Oil above $80 on weak US dollar

22 October 2009

Crude hits 12-month high of $82 a barrel on 21 October

Oil prices moved back above $80 a barrel on 22 October as values for the key commodity continued to track movements in the US dollar.

The US’ benchmark December West Texas Intermediate (WTI) oil contract was trading at $80.70 a barrel on 22 October, down from highs over $82 a barrel seen the day before, the highest price since 14 October 2008. The contract was trading up $5.60 from the $75.10 a barrel recorded a week before.

Europe’s December Brent contract was trading at $79.10 a barrel on 22 October, up $5.90 from the $73.20 seen a week before.

The average price for the Opec member states’ 12 crudes was $76.37 a barrel on 21 October, the last date figures were available. This was up $4.41 from the $71.96 a barrel seen seven days earlier.
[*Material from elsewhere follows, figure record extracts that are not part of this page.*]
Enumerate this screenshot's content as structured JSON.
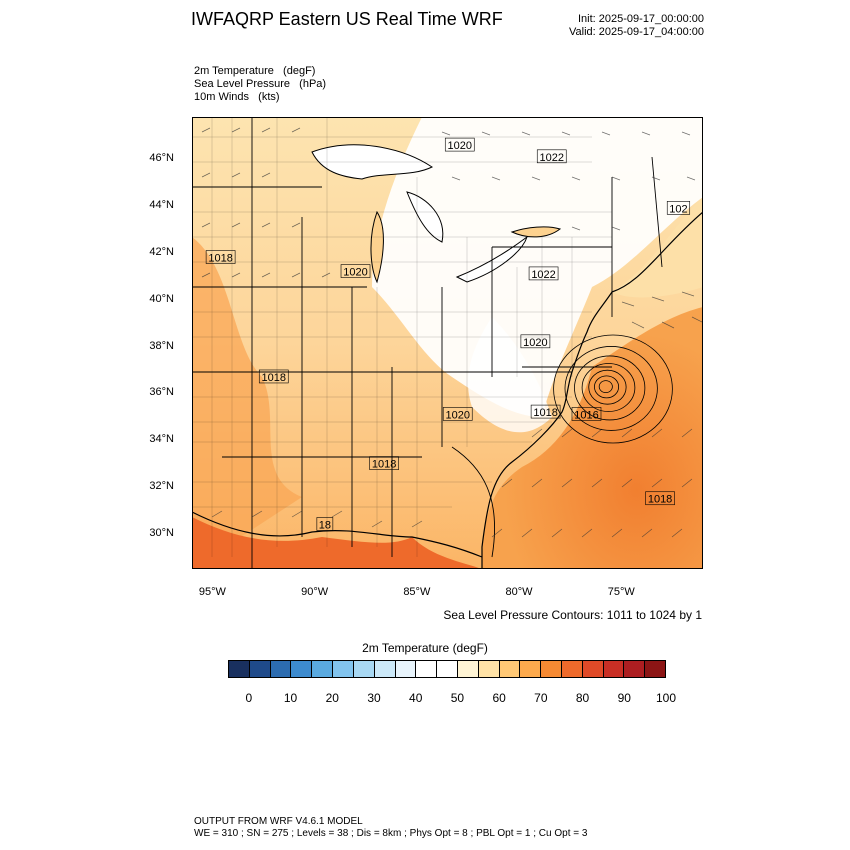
{
  "header": {
    "title": "IWFAQRP Eastern US Real Time WRF",
    "init": "Init: 2025-09-17_00:00:00",
    "valid": "Valid: 2025-09-17_04:00:00"
  },
  "fields": [
    "2m Temperature   (degF)",
    "Sea Level Pressure   (hPa)",
    "10m Winds   (kts)"
  ],
  "map": {
    "lon_range": [
      -96,
      -71
    ],
    "lat_range": [
      28.5,
      47.8
    ],
    "lat_labels": [
      "46°N",
      "44°N",
      "42°N",
      "40°N",
      "38°N",
      "36°N",
      "34°N",
      "32°N",
      "30°N"
    ],
    "lat_values": [
      46,
      44,
      42,
      40,
      38,
      36,
      34,
      32,
      30
    ],
    "lon_labels": [
      "95°W",
      "90°W",
      "85°W",
      "80°W",
      "75°W"
    ],
    "lon_values": [
      -95,
      -90,
      -85,
      -80,
      -75
    ],
    "pressure_labels": [
      {
        "text": "1020",
        "lon": -82.9,
        "lat": 46.6
      },
      {
        "text": "1022",
        "lon": -78.4,
        "lat": 46.1
      },
      {
        "text": "102",
        "lon": -72.2,
        "lat": 43.9
      },
      {
        "text": "1018",
        "lon": -94.6,
        "lat": 41.8
      },
      {
        "text": "1020",
        "lon": -88.0,
        "lat": 41.2
      },
      {
        "text": "1022",
        "lon": -78.8,
        "lat": 41.1
      },
      {
        "text": "1020",
        "lon": -79.2,
        "lat": 38.2
      },
      {
        "text": "1018",
        "lon": -92.0,
        "lat": 36.7
      },
      {
        "text": "1020",
        "lon": -83.0,
        "lat": 35.1
      },
      {
        "text": "1018",
        "lon": -78.7,
        "lat": 35.2
      },
      {
        "text": "1016",
        "lon": -76.7,
        "lat": 35.1
      },
      {
        "text": "1018",
        "lon": -86.6,
        "lat": 33.0
      },
      {
        "text": "18",
        "lon": -89.5,
        "lat": 30.4
      },
      {
        "text": "1018",
        "lon": -73.1,
        "lat": 31.5
      }
    ],
    "low_center": {
      "lon": -75.8,
      "lat": 36.3
    }
  },
  "contour_note": "Sea Level Pressure Contours: 1011 to 1024 by 1",
  "colorbar": {
    "title": "2m Temperature  (degF)",
    "colors": [
      "#19305f",
      "#1f4a8a",
      "#2c6cb0",
      "#3d8bcf",
      "#5aaae0",
      "#82c4ee",
      "#a8d8f3",
      "#cce9f9",
      "#e8f4fc",
      "#ffffff",
      "#ffffff",
      "#fff4d4",
      "#ffe2a6",
      "#ffc875",
      "#fdaa4d",
      "#f68a33",
      "#ee6a2b",
      "#e04a28",
      "#c92f25",
      "#ad1e21",
      "#8c1515"
    ],
    "tick_labels": [
      "0",
      "10",
      "20",
      "30",
      "40",
      "50",
      "60",
      "70",
      "80",
      "90",
      "100"
    ]
  },
  "footer": {
    "line1": "OUTPUT FROM WRF V4.6.1 MODEL",
    "line2": "WE = 310 ; SN = 275 ; Levels = 38 ; Dis = 8km ; Phys Opt = 8 ; PBL Opt = 1 ; Cu Opt = 3"
  }
}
Analysts say that crude oil prices continue to rise on a weakening US dollar, which sunk to a 14-month low of $1.5047 against the European single currency the euro on 21 October. They attribute the fall from $82 a barrel to ‘profit-taking’ – traders selling oil at what they see as peak prices – and a rise in the dollar against other currencies.

The past two years have been the most volatile on record for crude oil prices which hit a record high of $147 a barrel in July 2008 before collapsing to below $35 a barrel in February 2009 and then staging a gradual recovery to more than $80 a barrel.